1. School of Pharmacy, Chengdu University of Traditional Chinese Medicine, Chengdu 611137, China
2. State Key Laboratory of Natural and Biomimetic Drugs, School of Pharmaceutical Sciences, Peking University, Beijing 100191, China; College of Pharmaceutical Sciences, Guizhou University of Traditional Chinese Medicine, Guiyang 550025, China
3. State Key Laboratory of Natural and Biomimetic Drugs, School of Pharmaceutical Sciences, Peking University, Beijing 100191, China
Publication Type:Research Article
Keywords: antisense oligonucleotide; neutral cytidine lipid; cystine backbone cationic lipid; insulin-like growth factor 1 receptor; hepatocellular carcinoma
From: Acta Pharmaceutica Sinica 2024;59(5):1441-1448
CountryChina
Language:Chinese
Abstract: Antisense oligonucleotides are a type of gene therapy that targets mRNA and inhibits gene expression.
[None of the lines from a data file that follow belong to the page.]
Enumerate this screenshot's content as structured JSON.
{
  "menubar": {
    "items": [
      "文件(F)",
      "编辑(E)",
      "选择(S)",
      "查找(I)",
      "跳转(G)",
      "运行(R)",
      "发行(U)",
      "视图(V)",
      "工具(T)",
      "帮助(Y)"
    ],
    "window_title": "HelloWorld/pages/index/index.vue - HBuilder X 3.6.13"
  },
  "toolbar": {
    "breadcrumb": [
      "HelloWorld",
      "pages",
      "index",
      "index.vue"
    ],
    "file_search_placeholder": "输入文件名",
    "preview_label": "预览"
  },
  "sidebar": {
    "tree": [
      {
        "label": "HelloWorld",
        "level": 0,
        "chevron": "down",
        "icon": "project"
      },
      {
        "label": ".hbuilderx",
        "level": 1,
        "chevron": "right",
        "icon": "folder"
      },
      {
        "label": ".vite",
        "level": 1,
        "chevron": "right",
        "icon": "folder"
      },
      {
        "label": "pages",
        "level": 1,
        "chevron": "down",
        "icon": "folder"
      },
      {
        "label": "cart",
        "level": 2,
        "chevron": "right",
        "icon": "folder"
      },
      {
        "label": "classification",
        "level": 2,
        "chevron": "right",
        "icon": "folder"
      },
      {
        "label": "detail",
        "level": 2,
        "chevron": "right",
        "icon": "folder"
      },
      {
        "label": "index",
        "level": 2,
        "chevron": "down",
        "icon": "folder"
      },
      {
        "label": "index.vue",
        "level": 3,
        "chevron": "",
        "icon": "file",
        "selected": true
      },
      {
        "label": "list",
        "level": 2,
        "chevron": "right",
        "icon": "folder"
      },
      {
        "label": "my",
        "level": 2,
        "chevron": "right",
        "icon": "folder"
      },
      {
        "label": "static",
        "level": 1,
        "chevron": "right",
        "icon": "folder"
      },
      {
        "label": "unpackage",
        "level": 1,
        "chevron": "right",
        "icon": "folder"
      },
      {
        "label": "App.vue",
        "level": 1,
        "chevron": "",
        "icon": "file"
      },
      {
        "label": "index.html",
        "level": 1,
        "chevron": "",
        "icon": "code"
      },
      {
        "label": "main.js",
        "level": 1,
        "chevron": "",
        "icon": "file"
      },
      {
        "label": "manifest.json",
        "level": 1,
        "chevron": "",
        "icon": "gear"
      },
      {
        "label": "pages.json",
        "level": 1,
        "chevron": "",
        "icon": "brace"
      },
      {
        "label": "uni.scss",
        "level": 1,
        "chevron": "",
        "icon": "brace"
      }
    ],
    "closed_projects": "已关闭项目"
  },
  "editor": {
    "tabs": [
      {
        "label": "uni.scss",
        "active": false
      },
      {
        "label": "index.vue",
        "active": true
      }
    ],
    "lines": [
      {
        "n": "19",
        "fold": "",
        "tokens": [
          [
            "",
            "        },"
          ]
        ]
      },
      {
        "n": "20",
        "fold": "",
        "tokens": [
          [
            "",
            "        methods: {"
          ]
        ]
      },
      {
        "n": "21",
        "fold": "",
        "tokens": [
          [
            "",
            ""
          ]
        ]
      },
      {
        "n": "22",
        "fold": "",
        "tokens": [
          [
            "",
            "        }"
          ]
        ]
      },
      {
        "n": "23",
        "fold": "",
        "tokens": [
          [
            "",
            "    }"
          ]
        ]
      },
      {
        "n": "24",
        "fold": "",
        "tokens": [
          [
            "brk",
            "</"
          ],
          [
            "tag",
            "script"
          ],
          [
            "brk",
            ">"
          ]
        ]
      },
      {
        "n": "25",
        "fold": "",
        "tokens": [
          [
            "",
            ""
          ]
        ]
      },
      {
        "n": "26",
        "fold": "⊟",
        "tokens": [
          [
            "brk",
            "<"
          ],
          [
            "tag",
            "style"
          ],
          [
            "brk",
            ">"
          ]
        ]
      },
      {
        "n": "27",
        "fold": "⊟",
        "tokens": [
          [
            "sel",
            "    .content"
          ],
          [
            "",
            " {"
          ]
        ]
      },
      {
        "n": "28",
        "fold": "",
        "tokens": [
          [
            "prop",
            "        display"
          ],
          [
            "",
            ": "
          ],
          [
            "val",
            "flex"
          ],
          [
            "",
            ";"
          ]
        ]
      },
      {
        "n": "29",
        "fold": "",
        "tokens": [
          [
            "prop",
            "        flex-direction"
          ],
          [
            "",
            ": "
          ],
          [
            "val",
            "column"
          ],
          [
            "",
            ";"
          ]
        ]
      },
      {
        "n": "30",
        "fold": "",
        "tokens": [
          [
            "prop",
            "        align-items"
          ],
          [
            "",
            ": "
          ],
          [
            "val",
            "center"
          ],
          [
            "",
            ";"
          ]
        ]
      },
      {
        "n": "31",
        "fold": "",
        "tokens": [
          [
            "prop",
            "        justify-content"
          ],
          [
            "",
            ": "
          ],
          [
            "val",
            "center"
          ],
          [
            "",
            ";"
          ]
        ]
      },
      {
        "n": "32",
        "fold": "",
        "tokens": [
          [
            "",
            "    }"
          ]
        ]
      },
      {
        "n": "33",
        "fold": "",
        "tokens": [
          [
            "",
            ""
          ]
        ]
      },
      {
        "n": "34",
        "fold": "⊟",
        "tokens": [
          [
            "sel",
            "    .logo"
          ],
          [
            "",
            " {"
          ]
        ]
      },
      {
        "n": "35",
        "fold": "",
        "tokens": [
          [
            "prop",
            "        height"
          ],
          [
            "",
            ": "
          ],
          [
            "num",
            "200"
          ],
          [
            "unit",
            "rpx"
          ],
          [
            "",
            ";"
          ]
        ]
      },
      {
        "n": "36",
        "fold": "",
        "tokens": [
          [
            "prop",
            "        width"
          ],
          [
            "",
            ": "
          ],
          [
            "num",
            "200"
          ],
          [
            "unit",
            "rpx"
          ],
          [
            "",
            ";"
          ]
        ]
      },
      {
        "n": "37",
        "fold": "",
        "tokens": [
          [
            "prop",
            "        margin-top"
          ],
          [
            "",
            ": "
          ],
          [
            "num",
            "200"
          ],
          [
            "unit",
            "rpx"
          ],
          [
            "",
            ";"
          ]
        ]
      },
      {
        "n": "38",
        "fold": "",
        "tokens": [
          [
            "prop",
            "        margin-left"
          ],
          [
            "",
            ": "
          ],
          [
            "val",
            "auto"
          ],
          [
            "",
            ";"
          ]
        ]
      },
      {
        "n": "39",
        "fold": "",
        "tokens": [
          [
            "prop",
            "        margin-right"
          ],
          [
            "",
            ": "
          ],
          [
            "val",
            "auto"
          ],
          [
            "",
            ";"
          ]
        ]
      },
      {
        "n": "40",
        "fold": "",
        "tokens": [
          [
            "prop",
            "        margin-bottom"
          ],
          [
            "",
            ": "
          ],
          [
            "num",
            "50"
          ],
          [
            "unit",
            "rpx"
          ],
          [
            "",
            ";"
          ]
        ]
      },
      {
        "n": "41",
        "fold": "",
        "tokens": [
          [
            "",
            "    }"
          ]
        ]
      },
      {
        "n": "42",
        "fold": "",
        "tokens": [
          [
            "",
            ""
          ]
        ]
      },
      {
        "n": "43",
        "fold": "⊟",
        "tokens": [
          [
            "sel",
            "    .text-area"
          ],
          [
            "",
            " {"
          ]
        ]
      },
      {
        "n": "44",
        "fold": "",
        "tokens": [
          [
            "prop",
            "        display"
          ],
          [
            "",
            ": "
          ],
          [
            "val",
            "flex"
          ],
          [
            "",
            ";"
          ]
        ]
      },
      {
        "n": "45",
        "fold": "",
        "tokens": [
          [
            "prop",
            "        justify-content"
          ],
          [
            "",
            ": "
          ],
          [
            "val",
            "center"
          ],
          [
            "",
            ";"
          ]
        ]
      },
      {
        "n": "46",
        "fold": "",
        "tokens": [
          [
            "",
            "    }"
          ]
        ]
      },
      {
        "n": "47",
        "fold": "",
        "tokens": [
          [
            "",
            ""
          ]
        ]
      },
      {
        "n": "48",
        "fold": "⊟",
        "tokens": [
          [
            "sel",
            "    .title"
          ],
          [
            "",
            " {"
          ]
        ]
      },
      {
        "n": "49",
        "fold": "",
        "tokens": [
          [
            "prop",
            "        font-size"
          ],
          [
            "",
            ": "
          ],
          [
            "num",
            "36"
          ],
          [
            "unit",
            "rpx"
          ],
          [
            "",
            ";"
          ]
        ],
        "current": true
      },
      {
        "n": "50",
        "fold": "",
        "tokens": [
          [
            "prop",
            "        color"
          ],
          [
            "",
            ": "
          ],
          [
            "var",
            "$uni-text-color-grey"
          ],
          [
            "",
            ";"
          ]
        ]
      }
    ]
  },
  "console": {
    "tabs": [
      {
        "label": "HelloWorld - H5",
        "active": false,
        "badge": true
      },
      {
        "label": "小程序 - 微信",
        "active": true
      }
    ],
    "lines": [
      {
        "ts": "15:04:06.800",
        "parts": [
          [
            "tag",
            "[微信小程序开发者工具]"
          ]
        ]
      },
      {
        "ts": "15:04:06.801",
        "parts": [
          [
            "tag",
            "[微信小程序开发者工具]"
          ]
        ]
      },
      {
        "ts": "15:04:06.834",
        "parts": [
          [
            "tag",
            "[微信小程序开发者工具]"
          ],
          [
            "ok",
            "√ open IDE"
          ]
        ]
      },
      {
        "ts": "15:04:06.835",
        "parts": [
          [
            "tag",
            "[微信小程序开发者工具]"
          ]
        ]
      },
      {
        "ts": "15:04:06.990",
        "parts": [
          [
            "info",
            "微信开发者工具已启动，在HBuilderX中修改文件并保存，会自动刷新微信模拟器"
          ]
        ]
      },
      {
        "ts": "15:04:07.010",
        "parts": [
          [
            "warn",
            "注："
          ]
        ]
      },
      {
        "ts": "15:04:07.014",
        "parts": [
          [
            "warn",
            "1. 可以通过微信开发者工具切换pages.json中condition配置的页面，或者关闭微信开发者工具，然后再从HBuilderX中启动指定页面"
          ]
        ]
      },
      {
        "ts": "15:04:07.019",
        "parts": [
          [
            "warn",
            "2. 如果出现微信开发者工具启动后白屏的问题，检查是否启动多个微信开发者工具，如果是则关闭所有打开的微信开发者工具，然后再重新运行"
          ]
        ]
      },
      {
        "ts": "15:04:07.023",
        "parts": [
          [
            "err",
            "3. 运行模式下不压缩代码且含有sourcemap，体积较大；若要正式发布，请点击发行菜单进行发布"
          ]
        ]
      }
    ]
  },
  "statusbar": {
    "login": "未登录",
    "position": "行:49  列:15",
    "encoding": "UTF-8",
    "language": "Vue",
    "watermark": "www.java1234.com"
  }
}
They have been applied in the treatment of various diseases, but there are still problems with poor enzyme stability and high dosage in vivo, due to the shortage of appropriate delivery system. Insulin-like growth factor 1 receptor (IGF1R) is a cell surface receptor with tyrosine kinase activity. Its expression is abnormal in a variety of malignant tumors. It mediates the malignant proliferation, migration and invasion of tumor cells through a variety of ways. In this study, an antisense oligonucleotide (ASO, N04) targeting IGF1R mRNA was designed and chemically modified (PS, 2'-OMOE), then neutral cytidine lipid DNCA and cystine backbone cationic lipid CLD (Mix) were used to encapsulate ASOs. The particle size, polymer dispersity index and ζ potential of the formulations were 151 nm, 0.18 and -3.9 mV. The nanoparticles entered liver cancer cells (HepG-2, Huh-7), silenced target mRNA, arrested cell cycle in S phase, promoted apoptosis, and inhibited the proliferation efficiently. These results indicate that Mix/N04_MOE5 has great potential in tumor treatment, which provides a basis for further research on novel agents against hepatocellular carcinoma.